Вдруг он наткнулся на что-то, какой-то предмет упал на мостовую и сейчас же послышалось:

— Куда тебя черти несут! Не видишь?

Это кричал торговец яблоками с лотка, стоявшего на тротуарной тумбе. Кисляков в задумчивости налетел на этот лоток и свалил его вместе с остатками яблок.

— Провались ты со своими яблоками. Я за них заплачу, вот и все.

Он вынул пять рублей и сунул их торговцу. Тот на полуслове оборвал свои ругательства и, взяв деньги, даже снял шапку и поблагодарил.

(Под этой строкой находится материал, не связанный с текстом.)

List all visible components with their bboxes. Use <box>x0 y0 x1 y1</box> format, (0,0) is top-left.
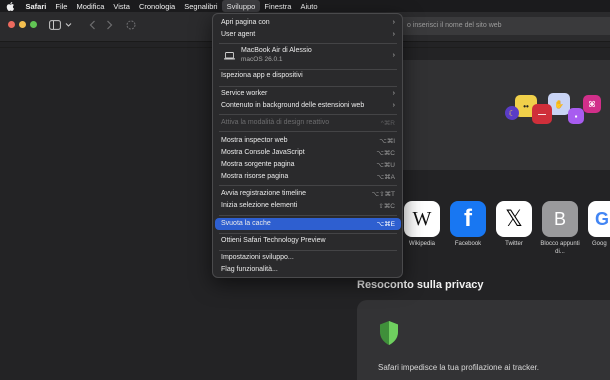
chevron-right-icon: › <box>392 52 395 59</box>
menu-item-user-agent[interactable]: User agent › <box>215 29 401 41</box>
command-icon: ⌘ <box>583 95 601 113</box>
menu-separator <box>219 114 397 115</box>
menu-item-open-page-with[interactable]: Apri pagina con › <box>215 17 401 29</box>
sviluppo-menu: Apri pagina con › User agent › MacBook Air… <box>212 13 403 278</box>
menu-cronologia[interactable]: Cronologia <box>134 0 179 12</box>
favorite-label: Facebook <box>454 241 482 247</box>
favorite-blocco-appunti[interactable]: B <box>542 201 578 237</box>
menu-item-timeline[interactable]: Avvia registrazione timeline ⌥⇧⌘T <box>215 188 401 200</box>
menu-item-responsive-design: Attiva la modalità di design reattivo ^⌘R <box>221 119 395 127</box>
menu-item-inspect-apps[interactable]: Ispeziona app e dispositivi <box>215 70 401 82</box>
favorite-twitter[interactable]: 𝕏 <box>496 201 532 237</box>
menu-item-feature-flags[interactable]: Flag funzionalità... <box>215 264 401 276</box>
favorite-google[interactable]: G <box>588 201 610 237</box>
minimize-window-button[interactable] <box>19 21 26 28</box>
forward-arrow-icon[interactable] <box>106 20 113 30</box>
chevron-right-icon: › <box>392 31 395 38</box>
menu-bar: Safari File Modifica Vista Cronologia Se… <box>0 0 610 12</box>
sidebar-toggle-icon[interactable] <box>49 20 61 30</box>
menu-item-page-source[interactable]: Mostra sorgente pagina ⌥⌘U <box>215 159 401 171</box>
device-name: MacBook Air di Alessio <box>241 47 312 54</box>
bookmark-extension-icon: ▪ <box>568 108 584 124</box>
menu-separator <box>219 233 397 234</box>
menu-sviluppo[interactable]: Sviluppo <box>222 0 260 12</box>
favorite-label: Wikipedia <box>408 241 435 247</box>
facebook-icon: f <box>464 205 472 232</box>
menu-aiuto[interactable]: Aiuto <box>296 0 322 12</box>
menu-item-web-inspector[interactable]: Mostra inspector web ⌥⌘I <box>215 135 401 147</box>
zoom-window-button[interactable] <box>30 21 37 28</box>
menu-segnalibri[interactable]: Segnalibri <box>180 0 222 12</box>
wikipedia-icon: W <box>412 207 432 230</box>
favorite-label: Goog <box>592 241 607 247</box>
menu-safari[interactable]: Safari <box>21 0 51 12</box>
menu-item-device[interactable]: MacBook Air di Alessio macOS 26.0.1 › <box>215 45 401 67</box>
google-icon: G <box>594 208 609 229</box>
shield-icon <box>378 320 400 346</box>
menu-separator <box>219 215 397 216</box>
menu-separator <box>219 86 397 87</box>
back-arrow-icon[interactable] <box>89 20 96 30</box>
moon-icon: ☾ <box>505 106 519 120</box>
menu-separator <box>219 185 397 186</box>
chevron-down-icon[interactable] <box>65 22 72 28</box>
menu-vista[interactable]: Vista <box>109 0 135 12</box>
menu-item-page-resources[interactable]: Mostra risorse pagina ⌥⌘A <box>215 171 401 183</box>
favorite-facebook[interactable]: f <box>450 201 486 237</box>
device-os: macOS 26.0.1 <box>241 56 283 63</box>
menu-item-select-element[interactable]: Inizia selezione elementi ⇧⌘C <box>215 200 401 212</box>
chevron-right-icon: › <box>392 19 395 26</box>
favorite-label: Twitter <box>505 241 523 247</box>
menu-item-service-worker[interactable]: Service worker › <box>215 88 401 100</box>
chevron-right-icon: › <box>392 102 395 109</box>
menu-separator <box>219 43 397 44</box>
menu-item-empty-cache[interactable]: Svuota la cache ⌥⌘E <box>215 218 401 230</box>
favorite-wikipedia[interactable]: W <box>404 201 440 237</box>
privacy-report-title: Resoconto sulla privacy <box>357 279 484 291</box>
stop-block-icon: — <box>532 104 552 124</box>
favorite-label: Blocco appunti di... <box>540 241 580 255</box>
menu-modifica[interactable]: Modifica <box>72 0 109 12</box>
address-placeholder: o inserisci il nome del sito web <box>407 22 502 29</box>
menu-item-technology-preview[interactable]: Ottieni Safari Technology Preview <box>215 235 401 247</box>
extension-puzzle-icon[interactable] <box>126 20 136 30</box>
close-window-button[interactable] <box>8 21 15 28</box>
menu-item-dev-settings[interactable]: Impostazioni sviluppo... <box>215 252 401 264</box>
x-twitter-icon: 𝕏 <box>505 206 523 231</box>
menu-separator <box>219 131 397 132</box>
laptop-icon <box>224 52 235 60</box>
menu-separator <box>219 250 397 251</box>
menu-file[interactable]: File <box>51 0 72 12</box>
menu-finestra[interactable]: Finestra <box>260 0 296 12</box>
menu-item-js-console[interactable]: Mostra Console JavaScript ⌥⌘C <box>215 147 401 159</box>
privacy-report-text: Safari impedisce la tua profilazione ai … <box>378 363 539 372</box>
chevron-right-icon: › <box>392 90 395 97</box>
apple-logo-icon[interactable] <box>6 1 15 11</box>
letter-b-icon: B <box>553 208 566 229</box>
menu-item-background-content[interactable]: Contenuto in background delle estensioni… <box>215 100 401 112</box>
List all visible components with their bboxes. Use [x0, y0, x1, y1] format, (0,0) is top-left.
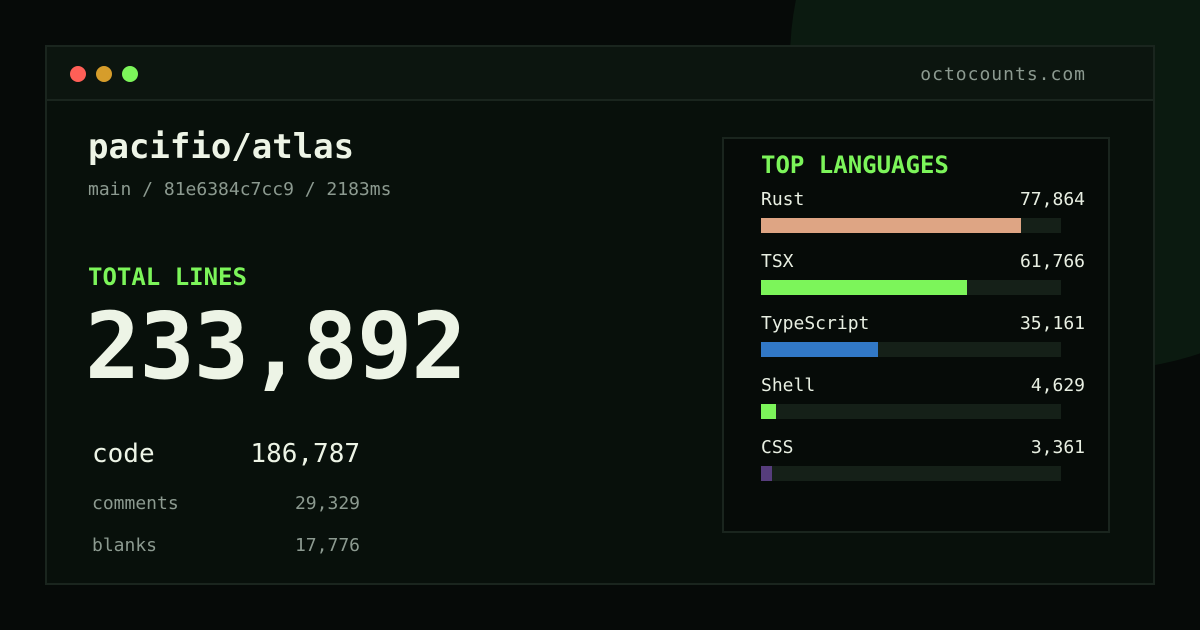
top-languages-title: TOP LANGUAGES: [761, 151, 949, 179]
maximize-dot-icon: [122, 66, 138, 82]
language-bar-track: [761, 280, 1061, 295]
repo-name: pacifio/atlas: [88, 127, 355, 167]
comments-value: 29,329: [294, 493, 360, 514]
language-row: TypeScript 35,161: [761, 313, 1085, 365]
language-bar-fill: [761, 404, 776, 419]
language-bar-track: [761, 404, 1061, 419]
blanks-label: blanks: [92, 535, 158, 556]
language-count: 35,161: [1019, 313, 1085, 334]
minimize-dot-icon: [96, 66, 112, 82]
language-count: 4,629: [1030, 375, 1085, 396]
top-languages-panel: TOP LANGUAGES Rust 77,864 TSX 61,766 TypeScr…: [722, 137, 1110, 533]
language-name: TSX: [761, 251, 794, 272]
terminal-window: octocounts.com pacifio/atlas main / 81e6…: [45, 45, 1155, 585]
language-row: Shell 4,629: [761, 375, 1085, 427]
comments-label: comments: [92, 493, 179, 514]
language-bar-fill: [761, 466, 773, 481]
language-name: Shell: [761, 375, 816, 396]
blanks-value: 17,776: [294, 535, 360, 556]
code-value: 186,787: [250, 439, 360, 469]
window-titlebar: octocounts.com: [47, 47, 1153, 101]
language-bar-track: [761, 342, 1061, 357]
repo-meta: main / 81e6384c7cc9 / 2183ms: [88, 179, 392, 200]
total-lines-value: 233,892: [85, 293, 467, 400]
language-count: 77,864: [1019, 189, 1085, 210]
share-card: octocounts.com pacifio/atlas main / 81e6…: [0, 0, 1200, 630]
language-row: TSX 61,766: [761, 251, 1085, 303]
code-label: code: [92, 439, 155, 469]
language-name: CSS: [761, 437, 794, 458]
language-name: TypeScript: [761, 313, 870, 334]
language-bar-fill: [761, 280, 968, 295]
language-bar-fill: [761, 342, 878, 357]
language-row: Rust 77,864: [761, 189, 1085, 241]
language-name: Rust: [761, 189, 805, 210]
language-row: CSS 3,361: [761, 437, 1085, 489]
language-bar-fill: [761, 218, 1022, 233]
language-count: 61,766: [1019, 251, 1085, 272]
language-count: 3,361: [1030, 437, 1085, 458]
language-bar-track: [761, 466, 1061, 481]
total-lines-label: TOTAL LINES: [88, 263, 247, 291]
close-dot-icon: [70, 66, 86, 82]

— Кто же ее знал-то, — говорил он, когда Кисляков уже отошел, — ведь теперь какой народ пошел: он свалит да еще обложит тебя. А этот, вишь, добрый человек, в убыток не хочет вводить.

Он, подобрав из грязи яблоки, обтер их полой фартука и опять разложил на лотке.

И, когда уже дело было сделано, Кисляков спросил себя: «А почему же именно надо было отдать пять рублей, когда там и яблок-то было всего на рублевку? Да и все равно разносчик опять их положит на лоток?».

Ответа на это не нашлось.

«Эти господа думают, что нам уже можно говорить в глаза, что угодно», — продолжал он думать о Миллере, шагая по темной улице.

«Вот закатить бы ему хорошую пощечину, тогда бы он узнал. И как это никто не нашелся ничего ему ответить, — еще угодливо смеялись. Он даже, кажется, сам смеялся из вежливости».

LVI

На третий день после вечеринки у Аркадия, Кисляков проснулся в своей новой комнате в совершенно особенном настроении.

Во-первых, сегодня было первое октября, исполнялся срок, поставленный Тамарой. Она просила не трогать, не расспрашивать ее ни о чем только три дня, так как что-то должно было решиться в ее жизни, после чего их отношения, вероятно, будут продолжаться попрежнему. Во-вторых, у него с необычайной ясностью определилась его политическая позиция: отныне он (раз и навсегда) действительно верный друг Полухина, и тот может на него положиться, как на самого себя.

А этим ребятам из ячейки он скажет, что они неправы в своем отношении к Полухину. Он не побоится заявить, что стоит на стороне Полухина (тем более, что вряд ли они так сильны, как думают).

Но, когда он пришел в музей, его как обухом по голове ошарашили новостью: ячейка свалила Полухина… Ему было поставлено в вину его индивидуальное управление, без привлечения к творческой работе молодых сил. Он ни разу не созвал их, не проявил никаких коллективистических навыков и распоряжался, как генерал доброго старого времени (Ипполит Кисляков предупреждал его). Обнаружился полный отход Полухина от рабочего коллектива и полное игнорирование предложений ячейки.